Zhongtong Payment Secures Hong Kong Money Service Operator License

Deep News
16 hours ago

Zhongtong Digital Technology (Hong Kong) Co., Ltd., a member company of Zhongtong Payment Co., Ltd., has officially obtained a Money Service Operator Licence from the Hong Kong Customs. This marks a critical step in Zhongtong Payment's compliance strategy within the cross-border payment sector, laying a solid regulatory foundation for its further expansion into overseas markets and the enhancement of its cross-border service system.

This development helps form a synergistic "logistics + payment" model. The MSO Licence is a statutory operating qualification issued by Hong Kong Customs under the Anti-Money Laundering and Counter-Terrorist Financing Ordinance. Licensed companies can legally conduct cross-border remittance and currency exchange services and are subject to ongoing supervision by Hong Kong Customs.

Currently, leveraging the logistics ecosystem resources of its parent company, ZTO Express Group, Zhongtong Payment has established a logistics settlement network covering countries such as Vietnam, Thailand, and Cambodia. As one of the payment institutions affiliated with a major courier company, Zhongtong Payment has been active in recent years. For instance, in December 2025, it processed its first international logistics cross-border payment transaction. In early 2026, the company received approval for a capital increase.

Simultaneously, Zhongtong Payment is deeply rooted in Nanning, Guangxi, where its company registration address and operational headquarters are located. The company is investing approximately 240 million yuan to build a Zhongtong Payment New Retail Smart Industrial Park project in the Wuxiang New District of the city, focusing on serving key regional initiatives like border trade markets and ASEAN Single Window foreign exchange payments.
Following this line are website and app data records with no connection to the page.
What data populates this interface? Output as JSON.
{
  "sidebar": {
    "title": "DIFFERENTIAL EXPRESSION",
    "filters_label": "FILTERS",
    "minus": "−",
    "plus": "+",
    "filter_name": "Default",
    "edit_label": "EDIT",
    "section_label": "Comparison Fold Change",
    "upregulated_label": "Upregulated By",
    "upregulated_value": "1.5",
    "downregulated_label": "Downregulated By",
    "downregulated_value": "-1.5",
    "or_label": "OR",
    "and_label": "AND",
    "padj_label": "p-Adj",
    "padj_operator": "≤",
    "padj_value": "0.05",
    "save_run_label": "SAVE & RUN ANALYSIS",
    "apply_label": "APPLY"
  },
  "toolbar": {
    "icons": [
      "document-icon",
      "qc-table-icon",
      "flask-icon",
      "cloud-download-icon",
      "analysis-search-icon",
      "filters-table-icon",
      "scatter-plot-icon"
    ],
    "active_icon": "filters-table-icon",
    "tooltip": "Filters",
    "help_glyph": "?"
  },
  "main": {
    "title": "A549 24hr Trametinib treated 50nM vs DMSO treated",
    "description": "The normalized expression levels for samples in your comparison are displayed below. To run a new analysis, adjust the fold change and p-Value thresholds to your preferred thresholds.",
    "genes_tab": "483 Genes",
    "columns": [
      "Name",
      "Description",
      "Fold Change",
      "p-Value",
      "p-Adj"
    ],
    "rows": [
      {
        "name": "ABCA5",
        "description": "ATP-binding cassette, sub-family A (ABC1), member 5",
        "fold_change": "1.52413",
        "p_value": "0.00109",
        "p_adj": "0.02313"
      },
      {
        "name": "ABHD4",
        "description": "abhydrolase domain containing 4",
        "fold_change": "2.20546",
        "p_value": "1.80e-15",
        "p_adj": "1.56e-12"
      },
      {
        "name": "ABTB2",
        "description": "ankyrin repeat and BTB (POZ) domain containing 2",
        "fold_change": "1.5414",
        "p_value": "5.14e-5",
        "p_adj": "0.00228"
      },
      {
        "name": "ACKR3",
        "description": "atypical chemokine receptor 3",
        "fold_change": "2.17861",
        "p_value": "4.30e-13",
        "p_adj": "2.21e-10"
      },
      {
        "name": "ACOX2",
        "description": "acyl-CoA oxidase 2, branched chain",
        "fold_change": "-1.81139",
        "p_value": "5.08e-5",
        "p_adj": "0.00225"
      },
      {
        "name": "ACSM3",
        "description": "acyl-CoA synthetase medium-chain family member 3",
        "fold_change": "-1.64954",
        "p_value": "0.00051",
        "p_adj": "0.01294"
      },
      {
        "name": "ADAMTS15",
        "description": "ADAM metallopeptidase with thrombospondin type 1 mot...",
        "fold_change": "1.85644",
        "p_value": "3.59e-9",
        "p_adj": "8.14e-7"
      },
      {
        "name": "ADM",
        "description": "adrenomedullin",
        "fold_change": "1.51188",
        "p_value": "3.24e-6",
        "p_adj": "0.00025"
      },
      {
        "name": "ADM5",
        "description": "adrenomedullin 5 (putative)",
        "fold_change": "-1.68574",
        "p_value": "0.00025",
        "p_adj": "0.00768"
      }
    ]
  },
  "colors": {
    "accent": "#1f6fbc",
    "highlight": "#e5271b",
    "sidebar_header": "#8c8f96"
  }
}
Securing this license is beneficial for Zhongtong Payment's deep cultivation of overseas markets. Combined with its recent capital increase, this move not only meets relevant new payment regulations but also builds momentum for its cross-border business. It is anticipated that, post-licensing, its core strategy will involve leveraging ZTO's cross-border logistics network to establish compliant multi-currency settlement channels, achieving deep coordination between goods flow and capital flow, and upgrading from a single payment channel to a comprehensive cross-border financial services provider.

Numerous institutions are actively pursuing similar layouts. To date, several licensed payment institutions have successively obtained the Hong Kong MSO Licence. For example, third-party payment provider and HKEX-listed platform YeePay obtained the license in 2023. LianLian DigiTech entered the Hong Kong market in 2016 and successfully acquired the MSO Licence in 2017. PingPong received approval for its Hong Kong MSO Licence in 2016. Paykka, a brand under XGD Group, secured the license in 2024. The active pursuit of this license by many institutions highlights its significant value in the cross-border payment field.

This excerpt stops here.